Reszta nie była zainteresowana. Ktoś dopisał sobie odpowiedź "c" brzmiącą "zupełnie nie" i ją zaznaczył. Podobnie inna osoba napisała tam "wcale".
Z tych wszystkich, 88% oddało głosy w wyborach. Wynika z tego, że prawie połowa osób, które głosowały, robiła to bez zainteresowania się skutkami oddania tych głosów. Hmmm...niezbyt to pocieszające dla kandydatów... Najpierw się starają, przełamują zdenerwowanie na wiecu, mając i tak już bardzo mało czasu zajętego przez naukę organizują kampanie wyborcze... a potem okazuje się, że ci, którzy na nich głosowali (albo część z nich) nie byli właściwie zainteresowani tym, czy kandydat dostanie się do władz, czy nie...
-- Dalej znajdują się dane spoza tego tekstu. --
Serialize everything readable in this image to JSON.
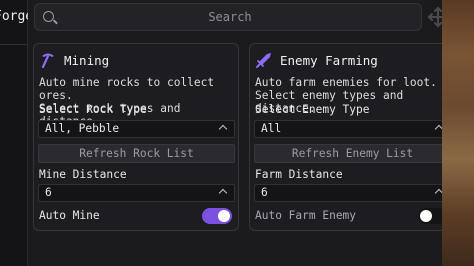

Tu pojawia się pytanie o to, czy 46 % nie zainteresowanych to jeszcze mało, czy już dużo. W sumie, jakby na to nie patrzeć, w żadnym społeczeństwie nie jest tak, żeby wszyscy z zapartym tchem śledzili to, co się dzieje w polityce, w wyborach itd. Będąc realistą, nigdy nie marzyłoby się o takiej sytuacji - byłaby to czysta głupota.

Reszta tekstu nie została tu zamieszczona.